Personalized Prompt for Sequential Recommendation
Yiqing Wu, Ruobing Xie, Yongchun Zhu, Fuzhen Zhuang, Xu Zhang, Leyu Lin, Qing He
TL;DR
This work tackles cold-start challenges in sequential recommendation by introducing Personalized Prompt-based Recommendation (PPR), which generates user-profile–driven soft prefix prompts and injects them into pre-trained sequential models. A prompt-oriented contrastive learning regime augments training to robustly align prompt-augmented representations under data sparsity. The approach demonstrates strong improvements in few-shot and zero-shot settings, across multiple backbone models (e.g., SASRec, CL4SRec) and tasks (including cross-domain recommendation and user profile prediction). Notably, PPR offers parameter-efficient tuning via two modes (PPR(light) and PPR(full)) and shows universality and robustness across datasets. The results suggest a practical, scalable path to leverage large pre-trained recommender models through personalized prompts in real-world cold-start scenarios.
Abstract
Pre-training models have shown their power in sequential recommendation.

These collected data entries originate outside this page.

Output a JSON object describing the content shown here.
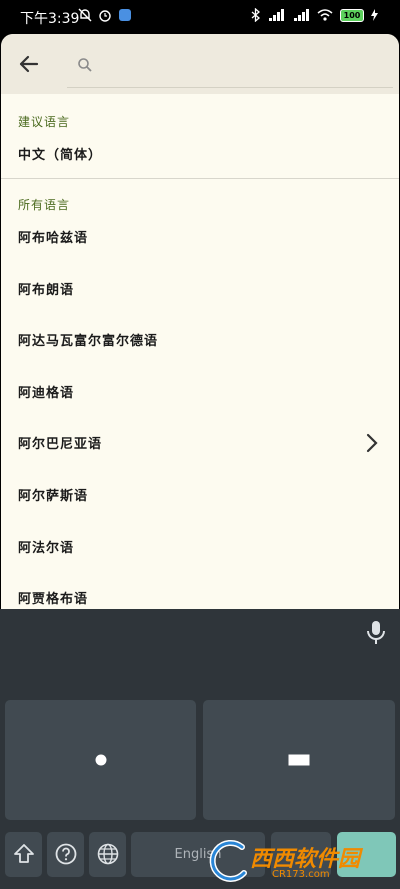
{
  "status_bar": {
    "time": "下午3:39",
    "battery": "100"
  },
  "toolbar": {
    "search_placeholder": ""
  },
  "sections": {
    "suggested_header": "建议语言",
    "suggested_items": [
      "中文（简体）"
    ],
    "all_header": "所有语言",
    "all_items": [
      "阿布哈兹语",
      "阿布朗语",
      "阿达马瓦富尔富尔德语",
      "阿迪格语",
      "阿尔巴尼亚语",
      "阿尔萨斯语",
      "阿法尔语",
      "阿贾格布语"
    ]
  },
  "keyboard": {
    "space_label": "English"
  },
  "watermark": {
    "brand": "西西软件园",
    "url": "CR173.com"
  },
  "colors": {
    "accent": "#4a6a1e",
    "keyboard_bg": "#2f353a",
    "key_bg": "#414a51",
    "enter_key": "#7fc7b8"
  },
  "icons": [
    "back-arrow-icon",
    "search-icon",
    "chevron-right-icon",
    "mic-icon",
    "shift-icon",
    "help-icon",
    "globe-icon"
  ]
}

Recently, prompt has been widely explored and verified for tuning in NLP pre-training, which could help to more effectively and efficiently extract useful knowledge from pre-training models for downstream tasks, especially in cold-start scenarios. However, it is challenging to bring prompt-tuning from NLP to recommendation, since the tokens in recommendation (i.e., items) do not have explicit explainable semantics, and the sequence modeling should be personalized. In this work, we first introduces prompt to recommendation and propose a novel Personalized prompt-based recommendation (PPR) framework for cold-start recommendation. Specifically, we build the personalized soft prefix prompt via a prompt generator based on user profiles and enable a sufficient training of prompts via a prompt-oriented contrastive learning with both prompt- and behavior-based augmentations. We conduct extensive evaluations on various tasks. In both few-shot and zero-shot recommendation, PPR models achieve significant improvements over baselines on various metrics in three large-scale open datasets. We also conduct ablation tests and sparsity analysis for a better understanding of PPR. Moreover, We further verify PPR's universality on different pre-training models, and conduct explorations on PPR's other promising downstream tasks including cross-domain recommendation and user profile prediction.